“Sular yükselince balıklar karıncaları yer; sular çekilince karıncalar balıkları... Kimin kimi yiyeceğine, suyun akışı karar verir.”
Balıklar ve karıncalar, silahlarını çekti, 24 haziranda suyun vereceği kararı bekliyor.
büyük balık;
'' ahdim olsun, faizler, enflasyon, cari açık düşecek'' diyor.
karıncaların lideri;
balığı diktatörlükle suçlayıp;
'' halka zulmediyorsun. ama sular çekilince görürsün!'' deyip, dişlerini biliyor.
Biz, balık da değiliz, karınca da... Suyuz. Yıllardır denize girdiğimizde balıklara, karaya çıktığımızda karıncalara yem olmuşuz.
“Su kirlenmesin, toprak deşilmesin” derken sudan da topraktan da kovulmuşuz.

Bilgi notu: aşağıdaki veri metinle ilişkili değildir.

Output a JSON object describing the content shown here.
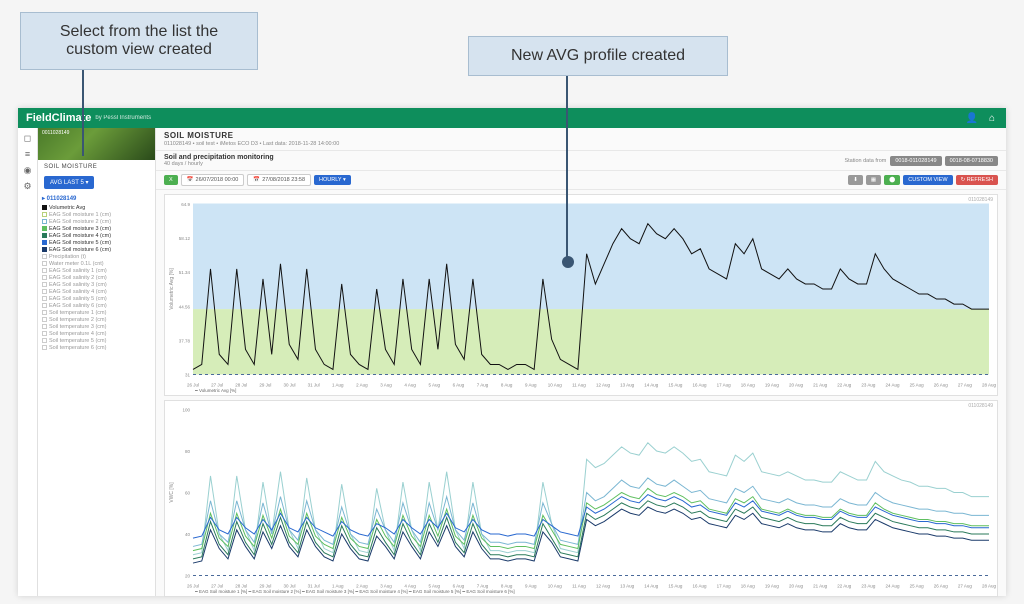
{
  "callouts": {
    "left": "Select from the list the custom view created",
    "right": "New AVG profile created"
  },
  "header": {
    "logo": "FieldClimate",
    "byline": "by Pessl Instruments"
  },
  "sidepanel": {
    "hero": "0011028149",
    "title": "SOIL MOISTURE",
    "avg_button": "AVG LAST 5 ▾",
    "tree_header": "▸ 011028149",
    "items": [
      {
        "label": "Volumetric Avg",
        "color": "#111",
        "on": true
      },
      {
        "label": "EAG Soil moisture 1 (cm)",
        "color": "#b7d27a",
        "on": false
      },
      {
        "label": "EAG Soil moisture 2 (cm)",
        "color": "#7ab6d2",
        "on": false
      },
      {
        "label": "EAG Soil moisture 3 (cm)",
        "color": "#5fbf5f",
        "on": true
      },
      {
        "label": "EAG Soil moisture 4 (cm)",
        "color": "#2a7a5a",
        "on": true
      },
      {
        "label": "EAG Soil moisture 5 (cm)",
        "color": "#2968d0",
        "on": true
      },
      {
        "label": "EAG Soil moisture 6 (cm)",
        "color": "#1a3a6a",
        "on": true
      },
      {
        "label": "Precipitation (t)",
        "color": "#ccc",
        "on": false
      },
      {
        "label": "Water meter 0.1L (cnt)",
        "color": "#ccc",
        "on": false
      },
      {
        "label": "EAG Soil salinity 1 (cm)",
        "color": "#ccc",
        "on": false
      },
      {
        "label": "EAG Soil salinity 2 (cm)",
        "color": "#ccc",
        "on": false
      },
      {
        "label": "EAG Soil salinity 3 (cm)",
        "color": "#ccc",
        "on": false
      },
      {
        "label": "EAG Soil salinity 4 (cm)",
        "color": "#ccc",
        "on": false
      },
      {
        "label": "EAG Soil salinity 5 (cm)",
        "color": "#ccc",
        "on": false
      },
      {
        "label": "EAG Soil salinity 6 (cm)",
        "color": "#ccc",
        "on": false
      },
      {
        "label": "Soil temperature 1 (cm)",
        "color": "#ccc",
        "on": false
      },
      {
        "label": "Soil temperature 2 (cm)",
        "color": "#ccc",
        "on": false
      },
      {
        "label": "Soil temperature 3 (cm)",
        "color": "#ccc",
        "on": false
      },
      {
        "label": "Soil temperature 4 (cm)",
        "color": "#ccc",
        "on": false
      },
      {
        "label": "Soil temperature 5 (cm)",
        "color": "#ccc",
        "on": false
      },
      {
        "label": "Soil temperature 6 (cm)",
        "color": "#ccc",
        "on": false
      }
    ]
  },
  "main": {
    "title": "SOIL MOISTURE",
    "subtitle": "011028149 • soil test • iMetos ECO D3 • Last data: 2018-11-28 14:00:00",
    "section_title": "Soil and precipitation monitoring",
    "section_sub": "40 days / hourly",
    "station_label": "Station data from",
    "badge1": "0018-011028149",
    "badge2": "0018-08-0718830"
  },
  "toolbar": {
    "export": "X",
    "date_from": "26/07/2018 00:00",
    "date_to": "27/08/2018 23:58",
    "hourly": "HOURLY ▾",
    "custom_view": "CUSTOM VIEW",
    "refresh": "↻ REFRESH"
  },
  "chart_data": [
    {
      "type": "line",
      "chart_id": "011028149",
      "title": "Volumetric Avg [%]",
      "ylabel": "Volumetric Avg [%]",
      "ylim": [
        31,
        65
      ],
      "yticks": [
        31.0,
        37.78,
        44.56,
        51.34,
        58.12,
        64.9
      ],
      "x_dates": [
        "26 Jul",
        "27 Jul",
        "28 Jul",
        "29 Jul",
        "30 Jul",
        "31 Jul",
        "1 Aug",
        "2 Aug",
        "3 Aug",
        "4 Aug",
        "5 Aug",
        "6 Aug",
        "7 Aug",
        "8 Aug",
        "9 Aug",
        "10 Aug",
        "11 Aug",
        "12 Aug",
        "13 Aug",
        "14 Aug",
        "15 Aug",
        "16 Aug",
        "17 Aug",
        "18 Aug",
        "19 Aug",
        "20 Aug",
        "21 Aug",
        "22 Aug",
        "23 Aug",
        "24 Aug",
        "25 Aug",
        "26 Aug",
        "27 Aug",
        "28 Aug"
      ],
      "zones": [
        {
          "from": 44,
          "to": 65,
          "color": "#cde4f5"
        },
        {
          "from": 31,
          "to": 44,
          "color": "#d6edb9"
        }
      ],
      "series": [
        {
          "name": "Volumetric Avg",
          "color": "#111",
          "values": [
            32,
            33,
            52,
            35,
            33,
            52,
            36,
            33,
            50,
            35,
            53,
            37,
            34,
            52,
            36,
            33,
            32,
            49,
            35,
            33,
            32,
            48,
            36,
            33,
            50,
            36,
            33,
            50,
            36,
            53,
            37,
            34,
            50,
            35,
            33,
            33,
            32,
            33,
            33,
            32,
            50,
            38,
            34,
            33,
            32,
            55,
            49,
            53,
            57,
            60,
            58,
            57,
            61,
            59,
            58,
            60,
            58,
            55,
            56,
            52,
            51,
            50,
            57,
            55,
            58,
            52,
            51,
            50,
            52,
            50,
            49,
            49,
            48,
            48,
            52,
            50,
            49,
            49,
            55,
            52,
            50,
            49,
            48,
            47,
            47,
            46,
            46,
            45,
            45,
            44,
            44,
            44
          ]
        }
      ],
      "legend": "━ Volumetric Avg [%]"
    },
    {
      "type": "line",
      "chart_id": "011028149",
      "ylabel": "VWC [%]",
      "ylim": [
        20,
        100
      ],
      "yticks": [
        20,
        40,
        60,
        80,
        100
      ],
      "x_dates": [
        "26 Jul",
        "27 Jul",
        "28 Jul",
        "29 Jul",
        "30 Jul",
        "31 Jul",
        "1 Aug",
        "2 Aug",
        "3 Aug",
        "4 Aug",
        "5 Aug",
        "6 Aug",
        "7 Aug",
        "8 Aug",
        "9 Aug",
        "10 Aug",
        "11 Aug",
        "12 Aug",
        "13 Aug",
        "14 Aug",
        "15 Aug",
        "16 Aug",
        "17 Aug",
        "18 Aug",
        "19 Aug",
        "20 Aug",
        "21 Aug",
        "22 Aug",
        "23 Aug",
        "24 Aug",
        "25 Aug",
        "26 Aug",
        "27 Aug",
        "28 Aug"
      ],
      "series": [
        {
          "name": "EAG Soil moisture 1",
          "color": "#9ad0d0",
          "values": [
            30,
            31,
            68,
            40,
            32,
            68,
            42,
            32,
            65,
            40,
            70,
            42,
            33,
            67,
            42,
            33,
            31,
            64,
            40,
            32,
            31,
            62,
            42,
            32,
            65,
            42,
            32,
            65,
            42,
            70,
            42,
            33,
            65,
            40,
            32,
            32,
            31,
            32,
            32,
            31,
            65,
            45,
            33,
            32,
            31,
            76,
            72,
            74,
            78,
            82,
            79,
            78,
            84,
            80,
            79,
            82,
            79,
            75,
            76,
            70,
            69,
            68,
            78,
            75,
            79,
            70,
            69,
            68,
            70,
            68,
            66,
            66,
            65,
            65,
            70,
            68,
            66,
            66,
            75,
            70,
            68,
            66,
            65,
            63,
            63,
            62,
            62,
            60,
            60,
            58,
            58,
            58
          ]
        },
        {
          "name": "EAG Soil moisture 2",
          "color": "#7ab6d2",
          "values": [
            34,
            35,
            56,
            40,
            36,
            56,
            42,
            36,
            55,
            40,
            58,
            42,
            37,
            56,
            42,
            37,
            35,
            53,
            40,
            36,
            35,
            52,
            42,
            36,
            55,
            42,
            36,
            55,
            42,
            58,
            42,
            37,
            55,
            40,
            36,
            36,
            35,
            36,
            36,
            35,
            55,
            45,
            37,
            36,
            35,
            60,
            56,
            58,
            62,
            66,
            63,
            62,
            67,
            64,
            63,
            66,
            63,
            60,
            61,
            57,
            56,
            55,
            62,
            60,
            63,
            57,
            56,
            55,
            57,
            55,
            54,
            54,
            53,
            53,
            57,
            55,
            54,
            54,
            60,
            57,
            55,
            54,
            53,
            52,
            52,
            51,
            51,
            50,
            50,
            49,
            49,
            49
          ]
        },
        {
          "name": "EAG Soil moisture 3",
          "color": "#5fbf5f",
          "values": [
            32,
            33,
            50,
            38,
            34,
            50,
            39,
            34,
            49,
            38,
            52,
            39,
            35,
            50,
            39,
            35,
            33,
            48,
            38,
            34,
            33,
            47,
            39,
            34,
            49,
            39,
            34,
            49,
            39,
            52,
            39,
            35,
            49,
            38,
            34,
            34,
            33,
            34,
            34,
            33,
            49,
            42,
            35,
            34,
            33,
            55,
            52,
            54,
            57,
            60,
            58,
            57,
            62,
            59,
            58,
            60,
            58,
            55,
            56,
            52,
            51,
            50,
            57,
            55,
            58,
            52,
            51,
            50,
            52,
            50,
            49,
            49,
            48,
            48,
            52,
            50,
            49,
            49,
            55,
            52,
            50,
            49,
            48,
            47,
            47,
            46,
            46,
            45,
            45,
            44,
            44,
            44
          ]
        },
        {
          "name": "EAG Soil moisture 4",
          "color": "#2a7a5a",
          "values": [
            28,
            29,
            46,
            35,
            30,
            46,
            36,
            30,
            45,
            35,
            48,
            36,
            31,
            46,
            36,
            31,
            29,
            44,
            35,
            30,
            29,
            43,
            36,
            30,
            45,
            36,
            30,
            45,
            36,
            48,
            36,
            31,
            45,
            35,
            30,
            30,
            29,
            30,
            30,
            29,
            45,
            38,
            31,
            30,
            29,
            50,
            47,
            49,
            52,
            55,
            53,
            52,
            56,
            54,
            53,
            55,
            53,
            50,
            51,
            48,
            47,
            46,
            52,
            50,
            53,
            48,
            47,
            46,
            48,
            46,
            45,
            45,
            44,
            44,
            48,
            46,
            45,
            45,
            50,
            48,
            46,
            45,
            44,
            43,
            43,
            42,
            42,
            41,
            41,
            40,
            40,
            40
          ]
        },
        {
          "name": "EAG Soil moisture 5",
          "color": "#2968d0",
          "values": [
            38,
            39,
            48,
            42,
            40,
            48,
            43,
            40,
            47,
            42,
            50,
            43,
            41,
            48,
            43,
            41,
            39,
            46,
            42,
            40,
            39,
            45,
            43,
            40,
            47,
            43,
            40,
            47,
            43,
            50,
            43,
            41,
            47,
            42,
            40,
            40,
            39,
            40,
            40,
            39,
            47,
            44,
            41,
            40,
            39,
            53,
            50,
            52,
            55,
            58,
            56,
            55,
            59,
            57,
            56,
            58,
            56,
            53,
            54,
            51,
            50,
            49,
            55,
            53,
            56,
            51,
            50,
            49,
            51,
            49,
            48,
            48,
            47,
            47,
            51,
            49,
            48,
            48,
            53,
            51,
            49,
            48,
            47,
            46,
            46,
            45,
            45,
            44,
            44,
            43,
            43,
            43
          ]
        },
        {
          "name": "EAG Soil moisture 6",
          "color": "#1a3a6a",
          "values": [
            26,
            27,
            42,
            33,
            28,
            42,
            34,
            28,
            41,
            33,
            44,
            34,
            29,
            42,
            34,
            29,
            27,
            40,
            33,
            28,
            27,
            39,
            34,
            28,
            41,
            34,
            28,
            41,
            34,
            44,
            34,
            29,
            41,
            33,
            28,
            28,
            27,
            28,
            28,
            27,
            41,
            36,
            29,
            28,
            27,
            47,
            44,
            46,
            49,
            52,
            50,
            49,
            53,
            51,
            50,
            52,
            50,
            47,
            48,
            45,
            44,
            43,
            49,
            47,
            50,
            45,
            44,
            43,
            45,
            43,
            42,
            42,
            41,
            41,
            45,
            43,
            42,
            42,
            47,
            45,
            43,
            42,
            41,
            40,
            40,
            39,
            39,
            38,
            38,
            37,
            37,
            37
          ]
        }
      ],
      "legend": "━ EAG Soil moisture 1 [%]  ━ EAG Soil moisture 2 [%]  ━ EAG Soil moisture 3 [%]  ━ EAG Soil moisture 4 [%]  ━ EAG Soil moisture 5 [%]  ━ EAG Soil moisture 6 [%]"
    }
  ]
}
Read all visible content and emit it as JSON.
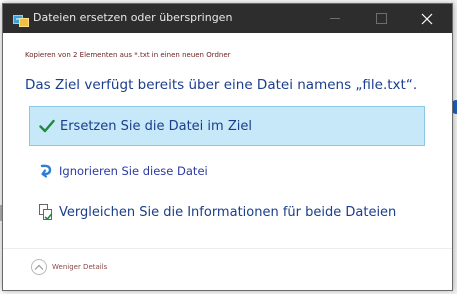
{
  "window": {
    "title": "Dateien ersetzen oder überspringen"
  },
  "dialog": {
    "subtitle": "Kopieren von 2 Elementen aus *.txt in einen neuen Ordner",
    "heading": "Das Ziel verfügt bereits über eine Datei namens „file.txt“.",
    "options": [
      {
        "label": "Ersetzen Sie die Datei im Ziel",
        "icon": "checkmark-icon",
        "selected": true
      },
      {
        "label": "Ignorieren Sie diese Datei",
        "icon": "skip-arrow-icon",
        "selected": false
      },
      {
        "label": "Vergleichen Sie die Informationen für beide Dateien",
        "icon": "compare-files-icon",
        "selected": false
      }
    ],
    "details_label": "Weniger Details"
  },
  "colors": {
    "titlebar": "#2d2d2d",
    "selected_bg": "#c6e8f8",
    "link_blue": "#1a3e8c",
    "check_green": "#1e8a3c"
  }
}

Su kirlenmiş, toprak deşilmiş; bu yıkımı birlikte hazırlayanlarsa gün gelmiş birbirine girmiş. Şimdi, birbirlerine vurdukları darbelerden bitap halde bize dönüp, tarafı olmadığımız bu kavganın hakemi olmamızı istiyorlar.
Yükseleceğiz ya da çekileceğiz, ama neticede kimin kimi yiyeceğine 24 haziranda biz karar vereceğiz.
yıllardan beridir bir gün sular yükseliyor, balıklar karıncaları yiyor; ertesi gün sular çekiliyor, karıncalar balıkları hallediyor.
Bu meddücezir sayesinde suda, toprakta bir arınma ümidi yeşeriyor.
böyle giderse, ne balığın karınca yiyecek hali kalacak, ne karıncalar güç bulup balığa dalacak.